Euler Systems of Garrett-Rankin-Selberg type and Stark-Heegner points

Garrett-Rankin-Selberg 型和 Stark-Heegner 点的欧拉系统

• 批准号: 155499-2013
• 负责人: Darmon, Henri
• 金额: $ 4.08万
• 依托单位: McGill University
• 依托单位国家: 加拿大
• 项目类别: Discovery Grants Program - Individual
• 财政年份: 2017
• 资助国家: 加拿大
• 起止时间: 2017-01-01 至 2018-12-31
• 项目状态: 已结题
• 来源: https://www.nserc-crsng.gc.ca/ase-oro/Details-Detailles_eng.asp?id=635544
• 关键词: Euler; Systems; Garrett; Rankin; Selberg

Around twelve years ago I discovered a completely explicit, but for now entirely conjectural, construction of global points on elliptic curves, which I called "Stark-Heegner points". In the simplest non-trivial setting, these points are expected to be defined over abelian extensions of real quadratic fields and would therefore contribute to our understanding of "explicit class field theory" for such fields. The main objective of this Discovery Grant proposal is to give an unconditional construction of the global cohomology classes in Selmer groups of elliptic curves that ought to arise from Stark-Heegner points via the connecting homomorphism of Kummer theory. The key tools in this construction are two new types of Euler systems arising from p-adic deformations of Gross-Kudla-Schoen diagonal cycles and Beilinson-Flach elements which I have been exploring with my collaborators (most importantly, Victor Rotger and Massimo Bertolini) since 2010. These two Euler systems are a natural generalisation of Kato's Euler system of Beilinson elements, and I refer to all three as "Euler systems of Garrett-Rankin-Selberg type" because of the key role played by the formulae of Garrett and Rankin-Selberg in relating them to special values of L-functions. The study of these Euler systems has already led my collaborators and me to new cases of the Birch and Swinnerton-Dyer conjecture in the spirit of the fundamental early results of Coates and Wiles. Most relevant to the project at hand is the finiteness of components of Mordell-Weil groups of modular elliptic curves over Q attached to characters of real quadratic fields when the associated L-function is non-zero at the central point. This new inroad into the Birch and Swinnerton-Dyer for abelian characters of real quadratic fields in "analytic rank zero" raises the hope that extensions of the method will lead to the desired information about the mysterious Stark-Heegner points, corresponding to cases of the Birch and Swinnerton-Dyer conjecture "in analytic rank one".

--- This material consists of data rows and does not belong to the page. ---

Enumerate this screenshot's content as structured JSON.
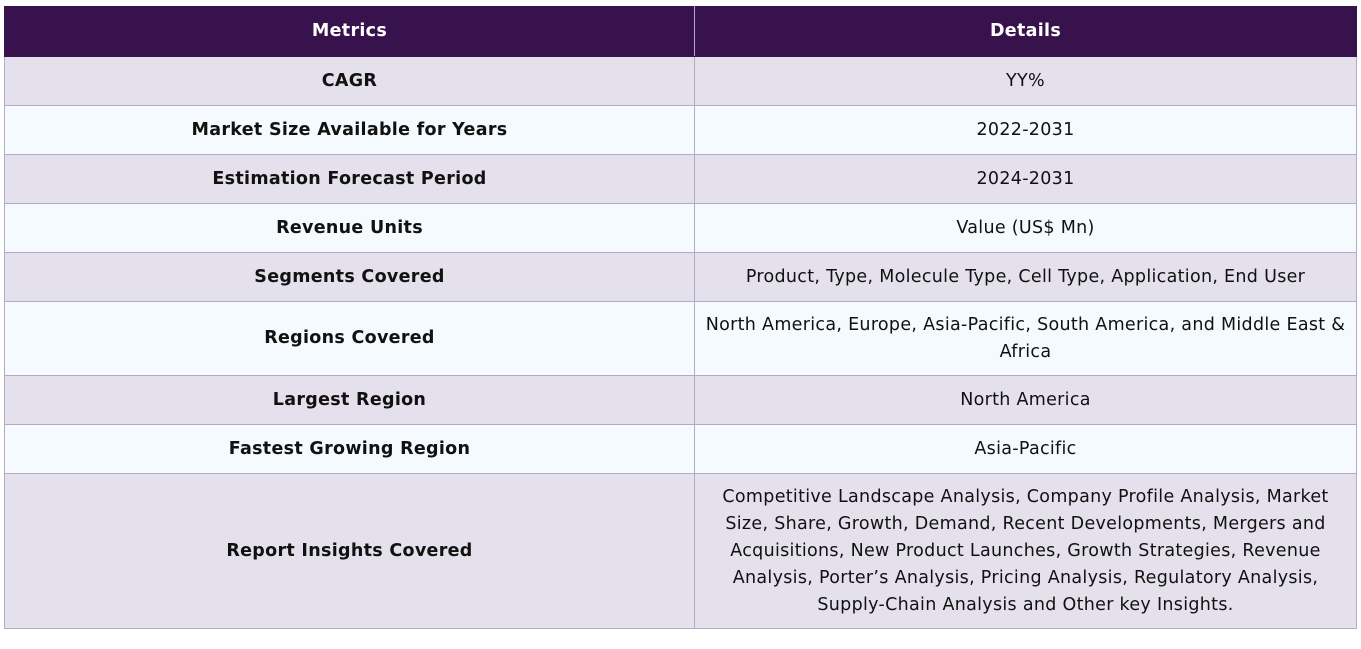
{
  "table": {
    "headers": {
      "metric": "Metrics",
      "details": "Details"
    },
    "rows": [
      {
        "metric": "CAGR",
        "details": "YY%"
      },
      {
        "metric": "Market Size Available for Years",
        "details": "2022-2031"
      },
      {
        "metric": "Estimation Forecast Period",
        "details": "2024-2031"
      },
      {
        "metric": "Revenue Units",
        "details": "Value (US$ Mn)"
      },
      {
        "metric": "Segments Covered",
        "details": "Product, Type, Molecule Type, Cell Type, Application, End User"
      },
      {
        "metric": "Regions Covered",
        "details": "North America, Europe, Asia-Pacific, South America, and Middle East & Africa"
      },
      {
        "metric": "Largest Region",
        "details": "North America"
      },
      {
        "metric": "Fastest Growing Region",
        "details": "Asia-Pacific"
      },
      {
        "metric": "Report Insights Covered",
        "details": "Competitive Landscape Analysis, Company Profile Analysis, Market Size, Share, Growth, Demand, Recent Developments, Mergers and Acquisitions, New Product Launches, Growth Strategies, Revenue Analysis, Porter’s Analysis, Pricing Analysis, Regulatory Analysis, Supply-Chain Analysis and Other key Insights."
      }
    ]
  },
  "colors": {
    "header_bg": "#38124c",
    "header_text": "#ffffff",
    "row_shaded": "#e4e0ec",
    "row_light": "#f4fafd",
    "border": "#b3a9c8"
  }
}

大约十二年前，我发现了一种完全明确但目前完全是推测的椭圆曲线上全局点的构造，我将其称为“Stark-Heegner 点”。在最简单的非平凡设置中，这些点预计将在实二次域的阿贝尔扩展上定义，因此有助于我们理解此类域的“显式类域论”。这项发现资助提案的主要目标是无条件构造 Selmer 椭圆曲线群中的全局上同调类，这些椭圆曲线应该通过 Kummer 理论的连接同态从 Stark-Heegner 点产生。这种构造的关键工具是两种新型欧拉系统，它们源自 Gross-Kudla-Schoen 对角线循环的 p-adic 变形和 Beilinson-Flach 元素，我一直在与我的合作者（最重要的是 Victor Rotger 和 Massimo Bertolini）一起探索这些元素。自 2010 年以来。这两个欧拉系统是加藤贝林森元素欧拉系统的自然推广，我将这三个系统称为“欧拉系统” Garrett-Rankin-Selberg 类型”，因为 Garrett 和 Rankin-Selberg 公式在将它们与 L 函数的特殊值联系起来方面发挥了关键作用。对这些欧拉系统的研究已经使我和我的合作者本着科茨和怀尔斯早期基本结果的精神得出了伯奇和斯温纳顿-戴尔猜想的新案例。与当前项目最相关的是当相关的 L 函数在中心点非零时，Q 上的模椭圆曲线的 Mordell-Weil 群的分量的有限性附加到实二次域的特征。这种对“解析零阶”实二次域阿贝尔特征的 Birch 和 Swinnerton-Dyer 的新进展提出了希望，即该方法的扩展将导致有关神秘 Stark-Heegner 点的所需信息，对应于以下情况伯奇和斯温纳顿-戴尔猜想“处于分析第一级”。